Eine Recherche von Jost Samson und Hajo Seppelt |
    Dopingkontrolleure beim Achtelfinale zwischen Brasilien und Mexiko bei der Fußball-WM in Russland (Samara).
    Dopingkontrolleure beim Achtelfinale zwischen Brasilien und Mexiko bei der Fußball-WM in Russland (Samara). (imago sportfotodienst)
    2.700 Tests während der Gruppenphase, alle Spieler seien mindestens einmal kontrolliert worden. Und es habe keinen einzigen positiven Befund gegeben, das ist die Zwischenbilanz des Fußball-Weltverbands FIFA.
    Die Blut- und Urinproben aus den zwölf unterschiedlichen Spielorten Tausende Kilometer weit voneinander entfernt, müssen zum Analyselabor nach Lausanne in die Schweiz geflogen und dort rasch kontrolliert werden. Eine logistische Mammutaufgabe.
    Kronzeuge bezweifelt, dass FIFA-Maßnahmen ausreichen
    Dass es tatsächlich so sauber zugeht, wie die FIFA behauptet, bezweifelt der frühere Doping-Dealer in der Leichtathletik und ehemalige Kronzeuge der US Justiz, Angel Heredia. Er hat noch immer Einblicke in das System und meint:
    "Es gibt eine Menge Wege, wie Fußballer es machen. Es gibt viele Drogen, wie EPO. Es gibt sehr beliebte Cocktails bei einigen Spielern. Und da es nicht wirklich genügend Tests gibt, kommen die Athleten davon. Sie haben Leute im Hintergrund, die ihnen beim Betrügen helfen. Die Frage ist also, testet die FIFA genug?"
    Heredia bezweifelt das und glaubt, dass die FIFA das Ausmaß des Dopings im Fußball genau kennt.
    "Wenn sie wirklich strengere Kontrollen durchsetzen würden, gäbe es viele positive Tests bei der WM und eine Menge Unannehmlichkeiten. Das will keiner. Verstehen Sie?"

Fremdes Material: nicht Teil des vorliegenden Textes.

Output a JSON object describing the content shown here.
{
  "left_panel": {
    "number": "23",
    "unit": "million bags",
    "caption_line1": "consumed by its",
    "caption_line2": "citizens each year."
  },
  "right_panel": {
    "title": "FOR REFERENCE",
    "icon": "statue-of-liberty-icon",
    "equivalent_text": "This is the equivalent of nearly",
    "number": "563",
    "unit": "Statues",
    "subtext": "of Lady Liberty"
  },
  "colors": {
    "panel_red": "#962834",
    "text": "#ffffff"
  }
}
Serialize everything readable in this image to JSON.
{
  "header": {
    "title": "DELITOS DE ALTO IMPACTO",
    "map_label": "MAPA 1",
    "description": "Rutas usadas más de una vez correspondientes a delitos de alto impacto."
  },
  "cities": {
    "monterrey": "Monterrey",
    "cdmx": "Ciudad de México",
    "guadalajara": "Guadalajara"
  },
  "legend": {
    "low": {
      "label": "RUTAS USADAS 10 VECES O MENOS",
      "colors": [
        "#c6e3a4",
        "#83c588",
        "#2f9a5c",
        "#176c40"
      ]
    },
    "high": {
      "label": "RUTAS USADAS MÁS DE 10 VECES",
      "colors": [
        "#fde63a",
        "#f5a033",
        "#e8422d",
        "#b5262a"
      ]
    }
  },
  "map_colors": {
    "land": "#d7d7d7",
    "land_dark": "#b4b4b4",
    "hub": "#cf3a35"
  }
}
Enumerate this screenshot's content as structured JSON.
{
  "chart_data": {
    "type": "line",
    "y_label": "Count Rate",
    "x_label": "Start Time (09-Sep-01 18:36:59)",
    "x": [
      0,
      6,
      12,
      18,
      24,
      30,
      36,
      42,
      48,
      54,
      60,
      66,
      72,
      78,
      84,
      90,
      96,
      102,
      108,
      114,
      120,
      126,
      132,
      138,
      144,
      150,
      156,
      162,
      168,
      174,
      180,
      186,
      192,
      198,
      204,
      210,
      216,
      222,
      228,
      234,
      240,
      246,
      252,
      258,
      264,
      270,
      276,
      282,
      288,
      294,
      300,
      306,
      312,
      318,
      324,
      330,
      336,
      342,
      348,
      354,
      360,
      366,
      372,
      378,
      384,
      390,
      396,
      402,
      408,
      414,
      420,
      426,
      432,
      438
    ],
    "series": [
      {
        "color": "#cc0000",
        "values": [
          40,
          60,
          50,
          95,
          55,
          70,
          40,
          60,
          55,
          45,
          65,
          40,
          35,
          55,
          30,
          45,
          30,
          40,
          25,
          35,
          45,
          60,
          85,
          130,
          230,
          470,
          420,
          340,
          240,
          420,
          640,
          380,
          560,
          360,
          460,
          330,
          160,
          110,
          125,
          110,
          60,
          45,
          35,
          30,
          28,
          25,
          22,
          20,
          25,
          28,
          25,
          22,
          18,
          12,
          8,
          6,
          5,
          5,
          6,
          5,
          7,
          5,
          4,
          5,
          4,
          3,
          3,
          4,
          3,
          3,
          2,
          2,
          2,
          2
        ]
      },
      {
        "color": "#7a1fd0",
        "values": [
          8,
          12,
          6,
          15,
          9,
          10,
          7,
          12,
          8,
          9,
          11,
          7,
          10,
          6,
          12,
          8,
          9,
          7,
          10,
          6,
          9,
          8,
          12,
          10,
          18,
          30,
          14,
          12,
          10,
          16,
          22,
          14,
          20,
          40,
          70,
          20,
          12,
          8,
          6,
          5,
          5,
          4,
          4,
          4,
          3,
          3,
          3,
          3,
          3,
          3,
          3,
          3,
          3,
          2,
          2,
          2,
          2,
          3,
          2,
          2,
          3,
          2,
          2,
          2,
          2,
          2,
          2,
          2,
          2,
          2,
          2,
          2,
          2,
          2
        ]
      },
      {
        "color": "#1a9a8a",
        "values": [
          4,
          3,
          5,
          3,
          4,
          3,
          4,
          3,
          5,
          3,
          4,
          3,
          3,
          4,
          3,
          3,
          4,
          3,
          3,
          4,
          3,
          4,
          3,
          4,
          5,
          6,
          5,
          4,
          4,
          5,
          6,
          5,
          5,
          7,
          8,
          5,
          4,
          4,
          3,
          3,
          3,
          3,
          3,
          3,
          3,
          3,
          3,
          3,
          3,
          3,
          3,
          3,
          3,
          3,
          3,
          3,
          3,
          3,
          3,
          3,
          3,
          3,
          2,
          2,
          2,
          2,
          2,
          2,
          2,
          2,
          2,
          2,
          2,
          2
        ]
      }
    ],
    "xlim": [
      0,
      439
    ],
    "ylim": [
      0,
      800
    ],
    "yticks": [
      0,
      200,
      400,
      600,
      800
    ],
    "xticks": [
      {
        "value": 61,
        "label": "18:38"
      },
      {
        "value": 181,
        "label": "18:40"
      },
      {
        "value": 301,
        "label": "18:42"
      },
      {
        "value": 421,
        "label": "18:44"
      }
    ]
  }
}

    Weniger Tests als in anderen Sportarten
    Dass im Fußball nicht umfassend getestet wird, belegt ein Dokument der Welt-Anti-Doping-Agentur WADA zu spezifischen Analysen in verschiedenen Sportarten aus 2017: Demnach werden nur zehn Prozent der Dopingproben im Fußball auf EPO, Wachstums-Hormon und Peptide getestet – deutlich weniger als in anderen Sportarten.
    Andrea Gotzmann, Vorstandsvorsitzende der Nationalen Anti-Doping-Agentur in Deutschland vergleicht:
    "So hätten wir bei EPO einen Anteil von mindestens 60 Prozent im Radsport, aber auch im Biathlon und in den Ausdauerdisziplinen der Leichtathletik."
    FIFA: "Halten Mindeststandards ein"
    Die FIFA erklärt auf Nachfrage, sich beim Thema Dopingkontrollen an die Mindeststandards der WADA zu halten. Einzig bei EPO gebe es bei dieser Fußball-WM deutlich mehr Tests als bei nur zehn Prozent der Proben. Wie viel genau, verrät sie aber nicht.
    Die Gefahr für Fußballer, als Betrüger aufzufliegen, ist also äußerst gering. Dazu kommt: Interviewanfragen zum Thema Doping werden bei dieser WM abgelehnt, Fragen nur unkonkret beantwortet. Die FIFA führt die Kontrollen selbst durch, lässt keine externe Überprüfung zu. Entgegen früherer Weltmeisterschaften gibt es in Russland auch keine Beobachtung durch die WADA. Wie glaubwürdig ist es, wenn der Weltverband sein eigenes Produkt kontrolliert?
    Fußball leugnet laut Ex-WADA-Chef Doping
    Der frühere WADA-Präsident Richard Pound kritisiert das scharf:
    "Das sagt mir, dass der Fußball seine Einstellung zu Doping nicht geändert hat und es im Prinzip leugnet. Und es gibt keinerlei Willen, die Schritte zu unternehmen, die nötig sind, um den Fußball so sauber wie möglich zu machen."
    Außerdem musste die FIFA sich vor der WM mit einem unerwarteten Problem bezüglich der Sicherheit von Dopingtests beschäftigen: Es ging um die Dopingkontrollbehälter. ARD-Recherchen im Januar hatten gezeigt, dass die Behälter manipuliert und gar kopiert werden können. Der Schweizer Hersteller Berlinger hatte nach massiver Kritik den Fertigungsstopp verkündet, produziert nun aber doch weiter. Unternehmenssprecher Hans Klaus versichert:
    FIFA schottet sich ab
    "Es gibt seit diesem Winter auch noch zusätzliche Sicherheitsmaßnahmen. Leider kann man darüber nicht sprechen, sonst wären sie keine Sicherheitsfeatures mehr. Aber gerade im Bereich der Fälschungssicherheit der Flaschen wurde diese die jetzt im Einsatz steht noch einmal entscheidend verbessert."
    Die FIFA selbst gibt sich wortkarg. Der Trend im internationalen Sport geht zwar vor dem Hintergrund etlicher Doping- und Korruptionsskandale hin zu mehr Transparenz und mehr Kontrolle von außen. Der mächtigste Sportfachverband der Welt hingegen schottet sich beim Thema Doping ab.